19.4616 · Motion · 2019-12-20
Département des finances
Liquidé
Wortlaut
Le Conseil fédéral est chargé de revoir sa structure de contrôle censée répondre de manière sérieuse à la question de la sécurité aux frontières. Une implication de la FedPol, de la Police militaire, des Gardes-frontière, du service des douanes et des polices cantonales est demandée afin que chacun de ces acteurs puisse mettre à contribution ses ressources et compétences de terrain.
Begründung
La sécurité aux frontières a largement été abordée lors du débat d'actualité 19.4398. Lors des différentes interventions du Conseiller fédéral Maurer et en réponse à l'interpellation urgente 19.4398, le Conseil fédéral a affirmé vouloir regrouper la douane et le Corps des gardes-frontière. Afin de combler le manque d'effectifs, le Conseil fédéral compte également remettre sur le terrain, à la suite d'une formation sur le tas, des employés jusque là affectés depuis des années à l'administratif et au service douane. Il s'agit cependant ici de deux domaines bien différents et il ne fait aucun sens d'armer et d'envoyer sur le terrain des douaniers spécialisés dans le contrôle de marchandises, secteur qui rapporte d'ailleurs près d'un tiers du budget de l'État. Pour compenser le manque de gardes-frontière sur le terrain, pour améliorer la sécurité et pour apporter une solution durable il est nécessaire de prendre de vraies mesures et de laisser de côté les adaptations bancales pour des soutiens momentanés et risqués. En effet, armer et propulser dans des situations délicates du personnel habitué au travail de bureau à la suite d'une formation continue ne présente rien de rassurant ni pour les douaniers concernés, ni pour leurs collègues de patrouille correctement formés, ni enfin pour la population.
Antrag des Bundesrates
Le Conseil fédéral propose de rejeter la motion.
Stellungnahme des Bundesrates
Dans son rapport du 2 mars 2012 donnant suite au postulat Malama (10.3045 "Sécurité intérieure. Clarification des compétences"), le Conseil fédéral a examiné en détail les rôles et les tâches des différentes unités dans le domaine de la sécurité intérieure. Il a ainsi rappelé que l'Administration fédérale des douanes (AFD) devait assurer la sécurité en matière de douanes et de surveillance des frontières, que cela soit dans le cadre de tâches originelles découlant de l'application d'actes législatifs autres que douaniers ou fiscaux ou dans le cadre de tâches déléguées par les cantons. Faisant l'objet d'une étroite coordination entre les organisations de sécurité de la Confédération et des cantons, ces tâches permettent une exploitation optimale des synergies en matière de ressources. Les cantons et la Confédération se sont engagés à renforcer cette collaboration dans la stratégie de gestion intégrée des frontières 2027 qu'ils ont élaborée conjointement.

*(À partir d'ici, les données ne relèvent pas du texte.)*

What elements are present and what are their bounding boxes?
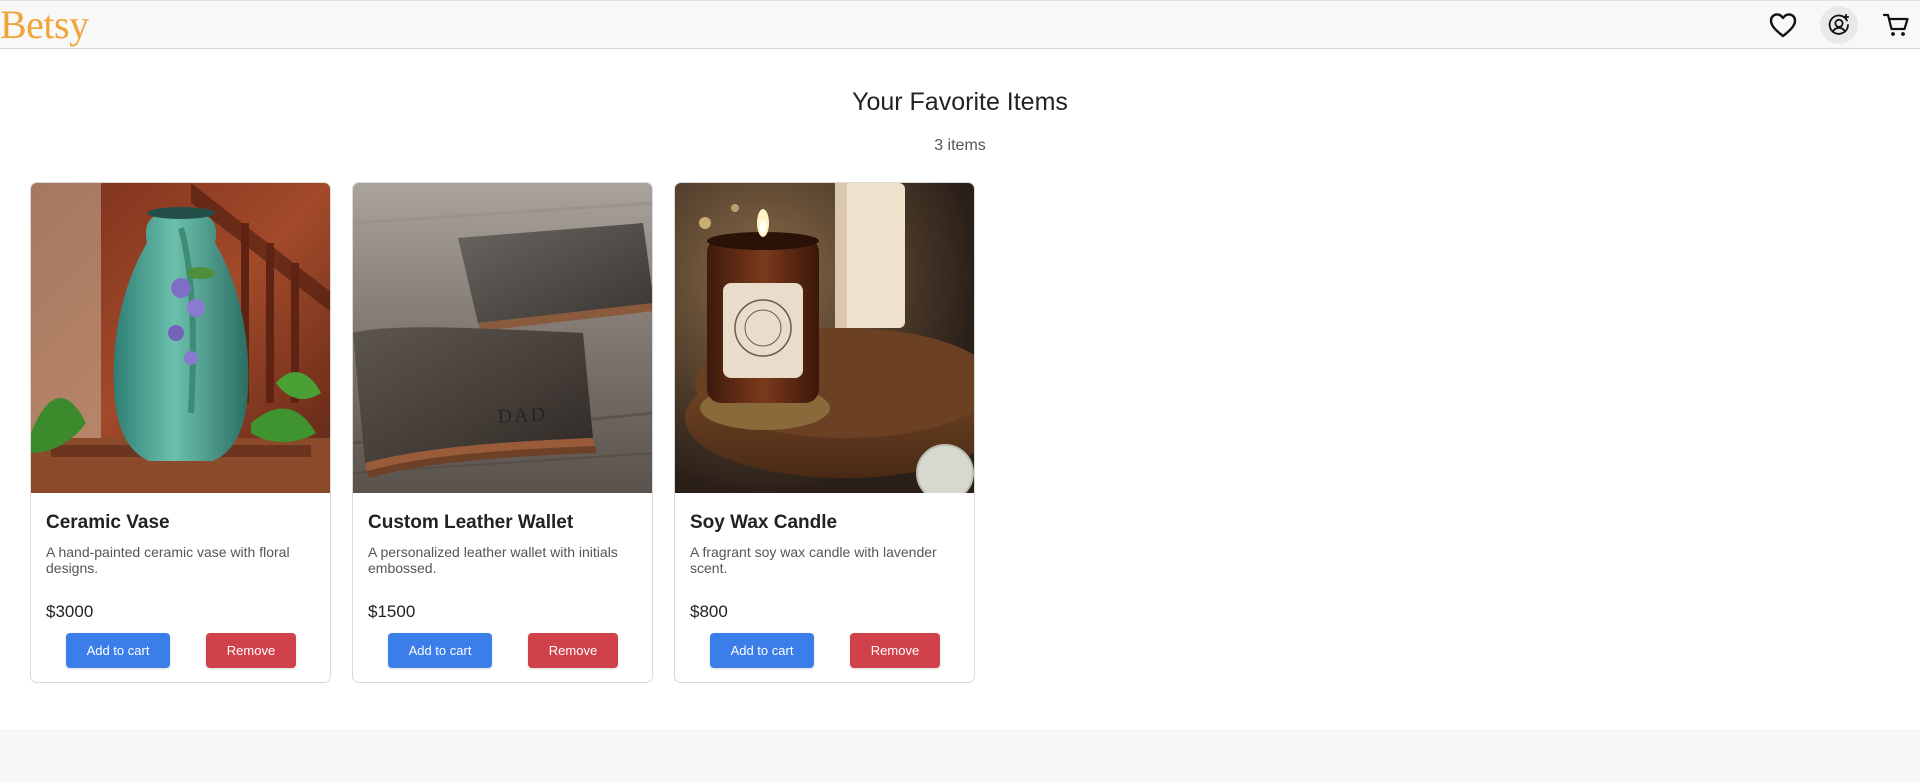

Le programme DaziT et le développement organisationnel de l'AFD qui l'accompagne ont pour objectif une exécution encore plus rationnelle et efficace du mandat inchangé de l'AFD en faveur de l'économie, de la population et de l'État ; ils s'inscrivent dans la répartition des tâches présentée dans le rapport du Conseil fédéral donnant suite au postulat Malama.
Dans le cadre du programme DaziT, l'AFD procédera à une simplification et à une numérisation complètes de ses processus administratifs. Cela permettra non seulement d'accélérer les procédures à la frontière et d'en diminuer les frais, mais également d'alléger la charge administrative qui pèse sur les collaborateurs de l'AFD. Les ressources ainsi libérées ne seront supprimées qu'en partie et permettront de renforcer l'activité de contrôle, comme l'exige le Parlement depuis de nombreuses années.
En vue d'un engagement efficace et aussi souple que possible de tous les collaborateurs de l'AFD actifs au niveau opérationnel, ces derniers seront regroupés au sein d'une seule et même unité d'organisation et habilités à contrôler aussi bien des marchandises que des personnes ou des moyens de transport.
Le Conseil fédéral estime que supprimer une grande partie des postes de la douane en raison de la simplification et de la numérisation des processus et augmenter parallèlement à cela le nombre de postes de gardes-frontière ne constitue pas une solution efficace, judicieuse ou responsable à l'égard de collaborateurs extrêmement loyaux et compétents.
Le Conseil fédéral propose de rejeter la motion.